Ледогоров по инерции заглянул в проем выбитой двери второй комнаты. Ласковое утреннее солнце играло зайчиками сквозь расколотое оконное стекло. Из-под рухнувшего фрагмента стены выглядывала загорелая нога в розовом махровом носке. Что-то тупо заныло в груди. Он видел много трупов. Разных, порой очень неприглядных. Но сегодня почему-то никак не получалось оторвать взгляд от этого чистого розового носка.

— Жена его, или дочь?

— Какое там, — Фесуненко снял фуражку и пригладил волосы, — к соседке племянница приехала из Пскова. В пединститут поступать.

Заглянул постовой с лестницы.

— Там из РУБОПа приехали, из ФСБ и группа горпрокуратуры.

— Ща нам все раскроют, — продолжая чиркать в блокноте, кивнул Югов.

Ледогоров вышел на площадку, пропустил несколько важных, сосредоточенных мужчин и принялся спускаться. Во дворе с десяток малышей возились под присмотром бабушек в пожухлой городской траве. Три девчонки студенческого возраста листали на скамейке «Кос-мополитен». Водитель то ли «рубоповской», то ли «фээсбэшной» машины открыл все двери и, сбросив футболку, дремал на сиденьи. Солнце карабкалось все выше, раскаляя обычное питерское утро.

* * *

Когда перестаешь пить, появляется немного больше денег и гораздо больше времени. Настолько больше, что его ле жалко потратить на работу. Ледогоров несколько раз ловил себя на мысли, что абсолютно не знает, куда деть себя в отсутствие Юльки. Он всегда любил свою работу, но если раньше как все нормальные опера предпочитал увиливать от муторных поквартирных обходов и скучной работы с бумагами, то сейчас мог вечером сидеть в кабинете и методично писать справки под недоуменными взглядами коллег. Они не понимали, что с ним происходит. Он не торопился разъяснять. Он жил в двух измерениях: работа и Юлька. Больше ничего не было.

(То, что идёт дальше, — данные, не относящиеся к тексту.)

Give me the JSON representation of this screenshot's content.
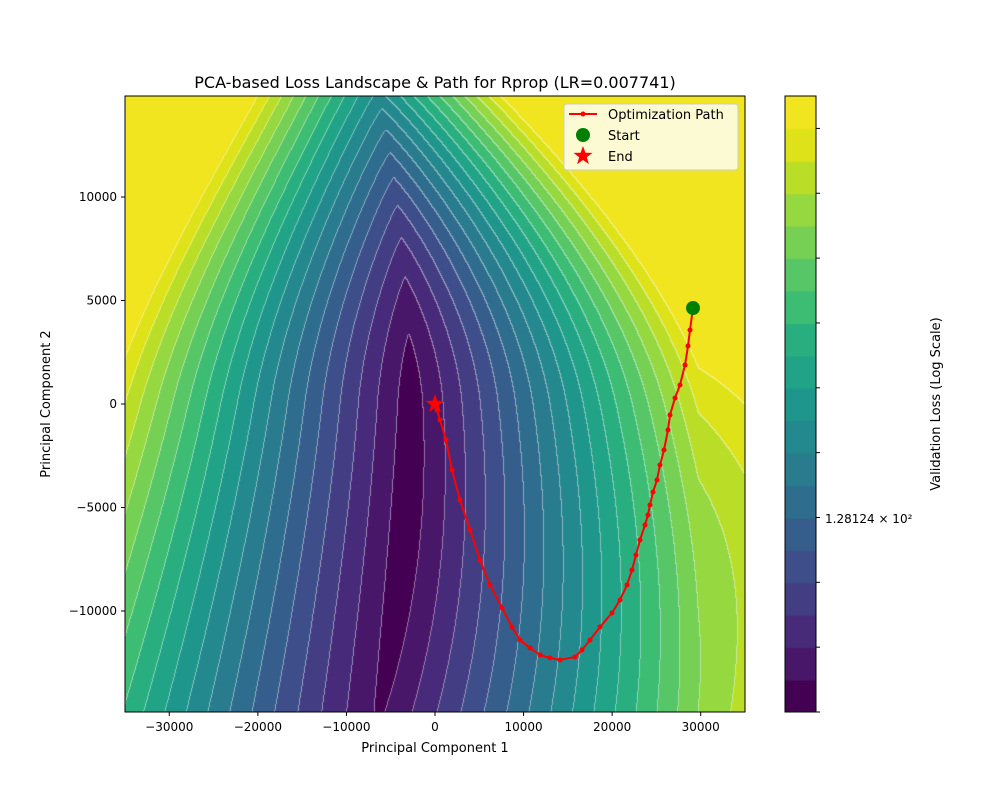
{
  "chart_data": {
    "type": "contour",
    "title": "PCA-based Loss Landscape & Path for Rprop (LR=0.007741)",
    "xlabel": "Principal Component 1",
    "ylabel": "Principal Component 2",
    "xlim": [
      -35000,
      35000
    ],
    "ylim": [
      -14880,
      14880
    ],
    "xticks": [
      -30000,
      -20000,
      -10000,
      0,
      10000,
      20000,
      30000
    ],
    "xtick_labels": [
      "−30000",
      "−20000",
      "−10000",
      "0",
      "10000",
      "20000",
      "30000"
    ],
    "yticks": [
      10000,
      5000,
      0,
      -5000,
      -10000
    ],
    "ytick_labels": [
      "10000",
      "5000",
      "0",
      "−5000",
      "−10000"
    ],
    "grid": false,
    "colormap": "viridis",
    "levels": 19,
    "colorbar": {
      "label": "Validation Loss (Log Scale)",
      "tick_label": "1.28124 × 10²",
      "tick_label_level_fraction": 0.316
    },
    "legend": {
      "location": "upper right",
      "entries": [
        "Optimization Path",
        "Start",
        "End"
      ]
    },
    "path": {
      "color": "#ff0000",
      "x": [
        29129,
        28790,
        28564,
        28225,
        27661,
        27097,
        26532,
        26306,
        25855,
        25403,
        25064,
        24612,
        24274,
        24048,
        23709,
        23145,
        22693,
        22241,
        21677,
        20887,
        19983,
        18629,
        17500,
        16596,
        15806,
        14113,
        12984,
        11855,
        10726,
        9597,
        8693,
        7564,
        6210,
        5081,
        3952,
        2823,
        1919,
        1242,
        565,
        226,
        0
      ],
      "y": [
        4637,
        3574,
        2801,
        1884,
        918,
        290,
        -531,
        -1256,
        -2222,
        -2946,
        -3671,
        -4250,
        -4878,
        -5361,
        -5844,
        -6569,
        -7293,
        -8018,
        -8742,
        -9467,
        -10095,
        -10771,
        -11399,
        -11882,
        -12220,
        -12365,
        -12268,
        -12123,
        -11785,
        -11399,
        -10771,
        -9853,
        -8742,
        -7535,
        -6086,
        -4637,
        -3188,
        -1739,
        -773,
        -290,
        0
      ]
    },
    "start": {
      "x": 29129,
      "y": 4637,
      "color": "#008000"
    },
    "end": {
      "x": 0,
      "y": 0,
      "color": "#ff0000"
    }
  }
}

Солнце висело над скрипящими от жары крышами. Простреленный «мерс» уже, естественно, не загромождал вонючий от неизменной помойки двор. Ледогоров присел на валяющийся деревянный ящик, закурил и аккуратно развернул несколько помятых исписанных листков — полученные от следователя результаты ночного обхода дома. Когда он пришел за ними, молодой лейтенант юстиции в отглаженной форме удивленно воззрился на него.

вернуться

5

Статья 218 УК РФ — незаконное хранение оружия по старому Кодексу.